In der Demokratischen Republik Kongo wurde am 30. Dezember ein neuer Präsident gewählt, doch die Nationale Wahlkommission hält die Ergebnisse zurück und will sie erst am 15. Januar bekanntgeben. Es ist zu vermuten, daß es dem Kandidaten der Oppositionskoalition Lamuka (das ist Lingala und bedeutet "Aufstehen"), Martin Fayulu, gelungen ist, den Wunschkandidaten des langjährigen Präsidenten Joseph Kabila, der sich in der Vergangenheit wiederholt mit Tricksereien an der Macht gehalten bzw. die Wahlen verschoben hat, zu übertreffen. Die Spannungen in dem Land nehmen zu. Die USA haben bereits 80 Elitesoldaten ins Nachbarland Gabun entsandt, um im Falle von Unruhen ihre Landsleute aus der DR Kongo herauszuholen. Für die in den sozialen Medien kolportierte Vermutung, daß die US-Soldaten mit dem Putschversuch am 7. Januar in Gabun zu tun haben, gibt es indessen keine konkreten Anhaltspunkte.

Die kongolesische Bevölkerung hat anscheinend immer nur die Wahl zwischen Skylla und Charybdis.
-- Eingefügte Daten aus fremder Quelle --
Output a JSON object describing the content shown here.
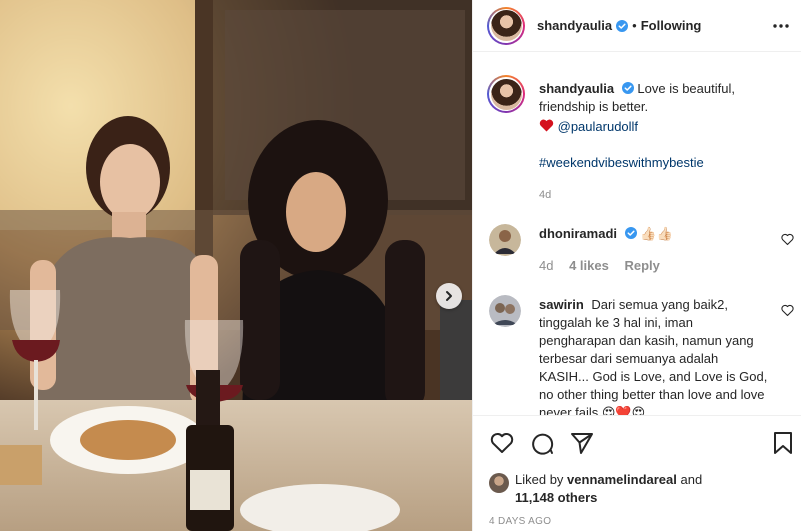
{
  "post": {
    "username": "shandyaulia",
    "dot": "•",
    "follow_status": "Following",
    "verified": true
  },
  "caption": {
    "username": "shandyaulia",
    "line1": "Love is beautiful, friendship is better.",
    "mention": "@paularudollf",
    "hashtag": "#weekendvibeswithmybestie",
    "age": "4d"
  },
  "comments": [
    {
      "username": "dhoniramadi",
      "verified": true,
      "text": "👍🏻👍🏻",
      "age": "4d",
      "likes": "4 likes",
      "reply_label": "Reply"
    },
    {
      "username": "sawirin",
      "text": "Dari semua yang baik2, tinggalah ke 3 hal ini, iman pengharapan dan kasih, namun yang terbesar dari semuanya adalah KASIH... God is Love, and Love is God, no other thing better than",
      "text_cont": "love and love never fails 😍❤️😍"
    }
  ],
  "likes": {
    "prefix": "Liked by",
    "user": "vennamelindareal",
    "joiner": "and",
    "count": "11,148 others"
  },
  "timestamp": "4 DAYS AGO",
  "colors": {
    "link": "#00376b",
    "verified": "#3897f0",
    "heart": "#ed4956",
    "muted": "#8e8e8e"
  },
  "icons": [
    "more-icon",
    "verified-icon",
    "heart-icon",
    "comment-icon",
    "share-icon",
    "bookmark-icon",
    "chevron-right-icon"
  ]
}
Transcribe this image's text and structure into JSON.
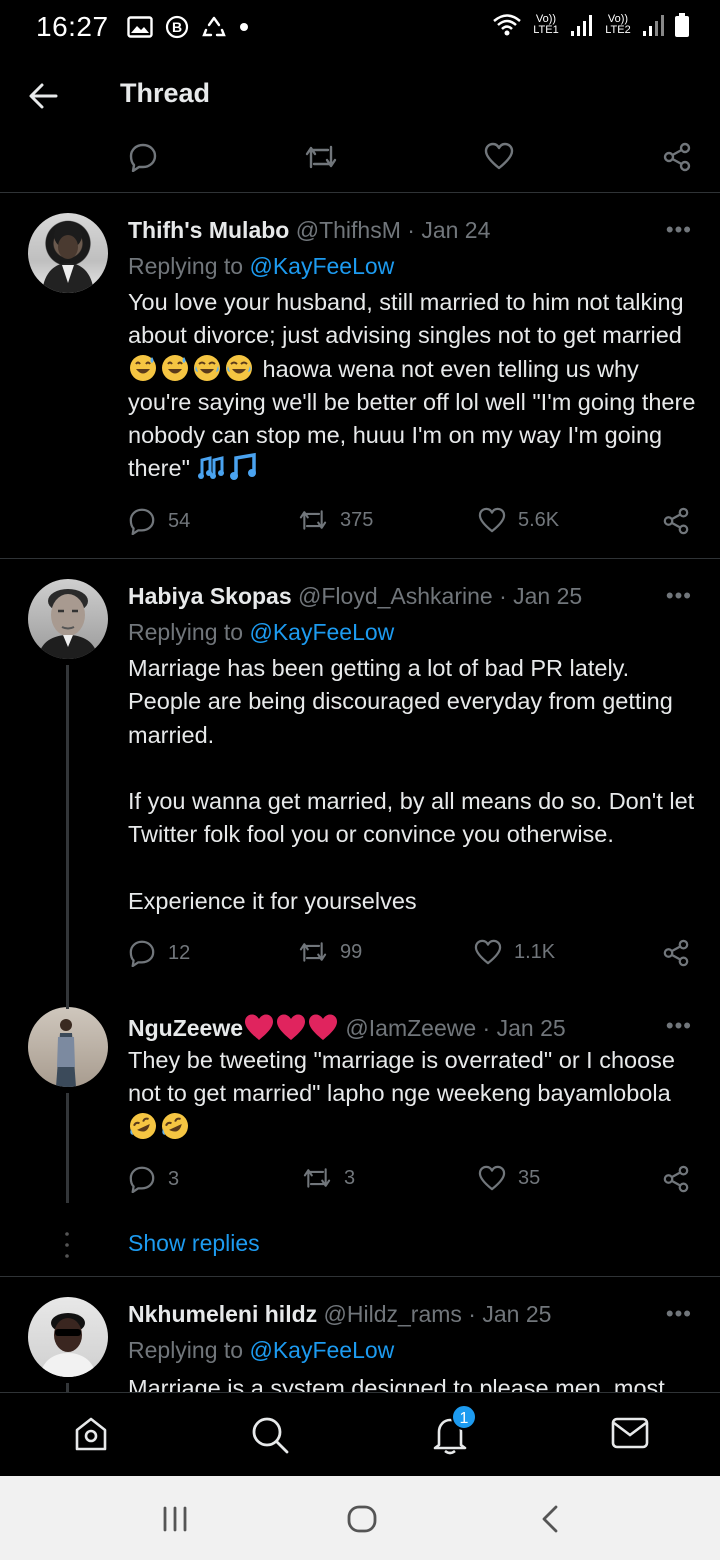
{
  "status_bar": {
    "time": "16:27",
    "sim1_label": "Vo)) LTE1",
    "sim2_label": "Vo)) LTE2",
    "icons": [
      "gallery-icon",
      "b-icon",
      "recycle-icon",
      "dot-icon",
      "wifi-icon",
      "signal-icon",
      "battery-icon"
    ]
  },
  "header": {
    "title": "Thread",
    "back_icon": "arrow-left-icon"
  },
  "tweets": [
    {
      "name": "Thifh's Mulabo",
      "handle": "@ThifhsM",
      "date": "· Jan 24",
      "replying_prefix": "Replying to ",
      "replying_handle": "@KayFeeLow",
      "text_1": "You love your husband, still married to him not talking about divorce; just advising singles not to get married ",
      "text_2": " haowa wena not even telling us why you're saying we'll be better off lol well \"I'm going there nobody can stop me, huuu I'm on my way I'm going there\" ",
      "replies": "54",
      "retweets": "375",
      "likes": "5.6K"
    },
    {
      "name": "Habiya Skopas",
      "handle": "@Floyd_Ashkarine",
      "date": "· Jan 25",
      "replying_prefix": "Replying to ",
      "replying_handle": "@KayFeeLow",
      "text": "Marriage has been getting a lot of bad PR lately. People are being discouraged everyday from getting married.\n\nIf you wanna get married, by all means do so. Don't let Twitter folk fool you or convince you otherwise.\n\nExperience it for yourselves",
      "replies": "12",
      "retweets": "99",
      "likes": "1.1K"
    },
    {
      "name": "NguZeewe",
      "handle": "@IamZeewe",
      "date": "· Jan 25",
      "text": "They be tweeting \"marriage is overrated\" or I choose not to get married\" lapho nge weekeng bayamlobola",
      "replies": "3",
      "retweets": "3",
      "likes": "35"
    },
    {
      "name": "Nkhumeleni hildz",
      "handle": "@Hildz_rams",
      "date": "· Jan 25",
      "replying_prefix": "Replying to ",
      "replying_handle": "@KayFeeLow",
      "text": "Marriage is a system designed to please men, most"
    }
  ],
  "show_replies": "Show replies",
  "more_label": "•••",
  "bottom_nav": {
    "items": [
      "home-icon",
      "search-icon",
      "notifications-icon",
      "messages-icon"
    ],
    "notification_count": "1"
  },
  "system_nav": [
    "recents-icon",
    "home-circle-icon",
    "back-chevron-icon"
  ],
  "colors": {
    "background": "#000000",
    "accent": "#1d9bf0",
    "muted": "#71767b",
    "heart": "#e0245e"
  }
}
Denn so unbeliebt der alte Präsident und damit auch der von ihm ins Rennen geschickte Innenminister Emmanuel Ramazani Shadary sein mögen, von dem Oppositionskandidaten ist ebenfalls nichts Gutes zu erwarten. Der ehemalige Manager des US-Erdölkonzerns Exxon gilt als amerikafreundlich und steht für eine neoliberale Wirtschaftspolitik.
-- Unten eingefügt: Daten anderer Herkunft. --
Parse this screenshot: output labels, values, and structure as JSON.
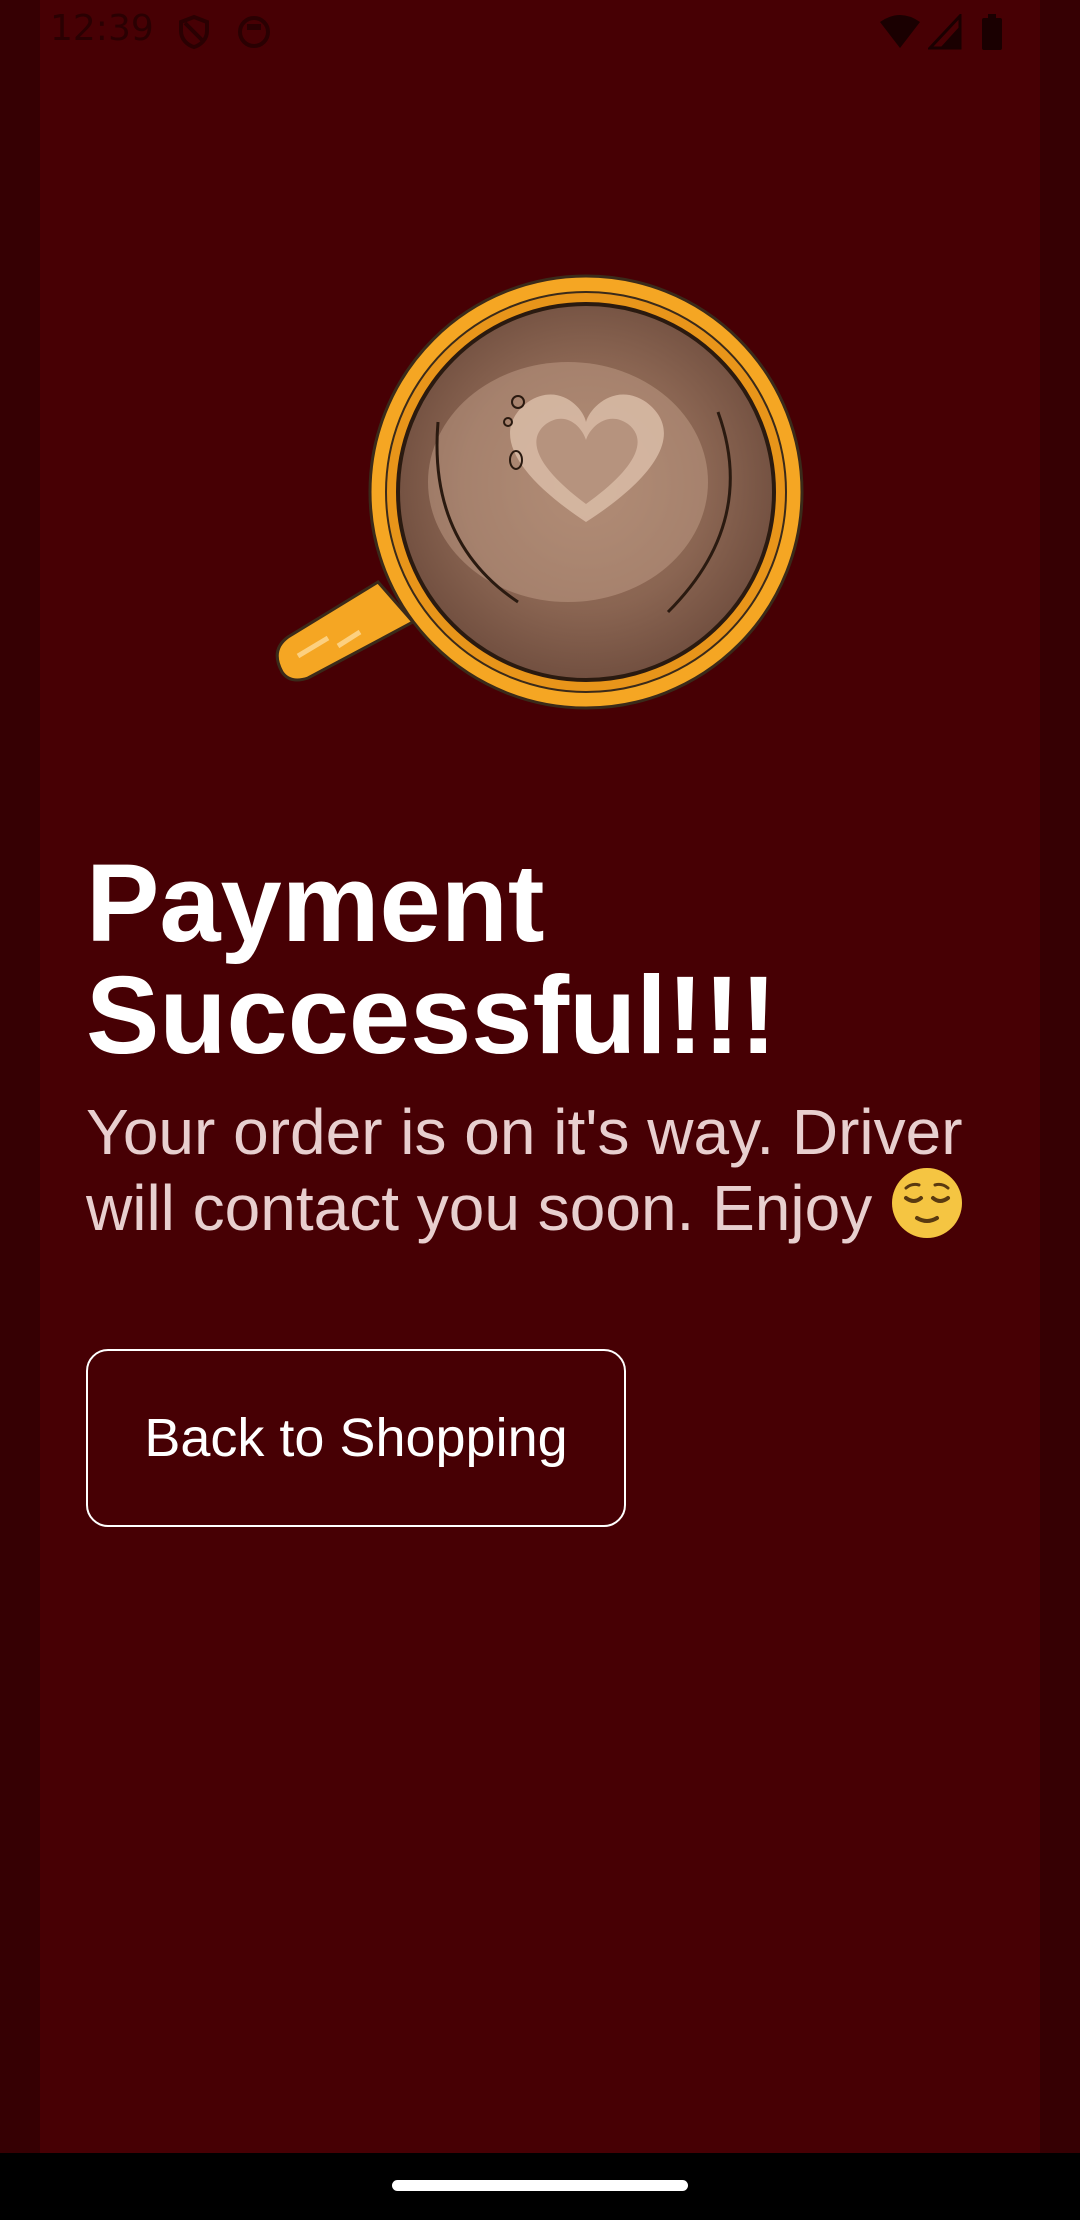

Die katholische Kirche, die 41.000 Beobachter in die Wahllokale entsandt hatte, kennt den Ausgang der Stimmabgabe, will aber die Bekanntgabe des "eindeutigen Siegers" der Nationalen Wahlkommission überlassen. Ungeachtet dessen warnt sie, daß ein Wahlbetrug zu Aufständen führen würde. Bereits im November 2016 sollte in der DR Kongo gewählt werden, doch hatte der Präsident den Termin wiederholt verschoben, was einige Menschenleben gekostet hat. Allein in den letzten Wochen starben mehrere Dutzend Menschen bei politischen Unruhen in verschiedenen Landesteilen.
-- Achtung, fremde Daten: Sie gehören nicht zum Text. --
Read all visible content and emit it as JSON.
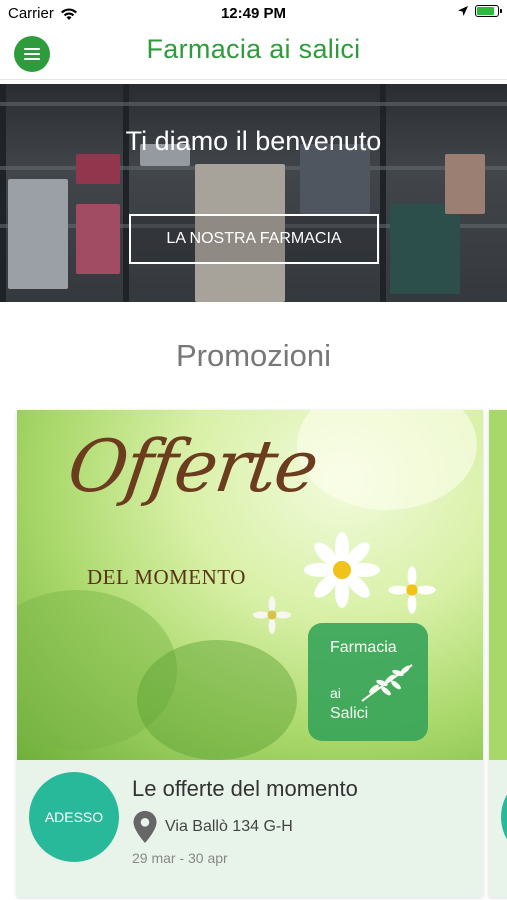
{
  "status_bar": {
    "carrier": "Carrier",
    "time": "12:49 PM",
    "battery_color": "#2dbb3b"
  },
  "app_bar": {
    "title": "Farmacia ai salici",
    "menu_icon": "hamburger-menu-icon",
    "accent_color": "#2e9b3c"
  },
  "hero": {
    "title": "Ti diamo il benvenuto",
    "button_label": "LA NOSTRA FARMACIA"
  },
  "promotions": {
    "section_title": "Promozioni",
    "cards": [
      {
        "image_headline": "Offerte",
        "image_subline": "DEL MOMENTO",
        "logo_line1": "Farmacia",
        "logo_line2": "ai",
        "logo_line3": "Salici",
        "badge": "ADESSO",
        "title": "Le offerte del momento",
        "address": "Via Ballò 134 G-H",
        "dates": "29 mar - 30 apr",
        "badge_color": "#28b99a"
      }
    ]
  }
}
Die letzten Wahlen fanden 2006 und 2011 statt, beide Male hatte Joseph Kabila gewonnen. Als dieser im Januar 2001 im jungen Alter von 29 Jahren das höchste Amt im Staat von seinem wenige Tage zuvor ermordeten Vater übernommen hatte, glaubte kaum jemand, daß er sich so lange an der Macht würde halten können. Doch der politisch unerfahrene Joseph Kabila kam aus dem Militär und verstand es geschickt, dieses in großen Teilen hinter sich zu bringen, eigene Seilschaften im Beamtenapparat aufzubauen und vor allem sich mit den ausländischen Interventionstruppen und ihren verbündeten Milizen im Osten des Landes zumindest so weit zu arrangieren, daß sie ihn nicht gestürzt haben.

Die DR Kongo ist sechsmal so groß wie Deutschland und verfügt in ihren östlichen Provinzen über riesige Vorkommen an Bodenschätzen wie Kobalt, Kupfer, Coltan, Zink, Diamanten, Gold, Erdöl, um nur einige zu nennen. Sich daran zu bereichern ist Auslöser jahrzehntelanger Kämpfe, nicht zuletzt unter Beteiligung der Nachbarstaaten Ruanda und Uganda.

Einst war Kongo eine Art Privatlehen des belgischen Königs Leopold II., ihm 1887 auf der Kongo-Konferenz in Berlin zugestanden. Des Königs wunderschöne Schlösser in Belgien wurden mit dem Blut von rund 18 Millionen umgekommenen Kongolesen errichtet, von denen viele als Kautschuksammler versklavt und deren Familien als Geiseln gehalten worden waren. Das riesige Land inmitten Afrikas vermochte zu keinem Zeitpunkt seiner Geschichte das Joch von Fremdherrschaft, der mannigfaltigen Einflußnahme fremdnütziger Interessen und des Bereicherungsstrebens eines heimischen Machtapparats abstreifen. Lediglich 1960, als nach der Unabhängigkeit Kongos Patrice Lumumba Premierminister wurde und eine eigenständige Politik jenseits der westlichen Dominanz anstrebte, bestand für einen kurzen Moment der Geschichte die Hoffnung auf eine grundlegende Kurskorrektur. Doch Lumumba und zwei seiner Begleiter wurden 1961 unter Beteiligung Belgiens und des US-Geheimdienstes CIA von Soldaten des kongolesischen Politikers Moise Tschombé verschleppt, gefoltert und umgebracht. Ihre Leichen löste man in Batteriesäure belgischer Bergbauunternehmen auf, die Knochenreste hat man verbrannt. Nichts sollte von den "Kommunisten" übrigbleiben.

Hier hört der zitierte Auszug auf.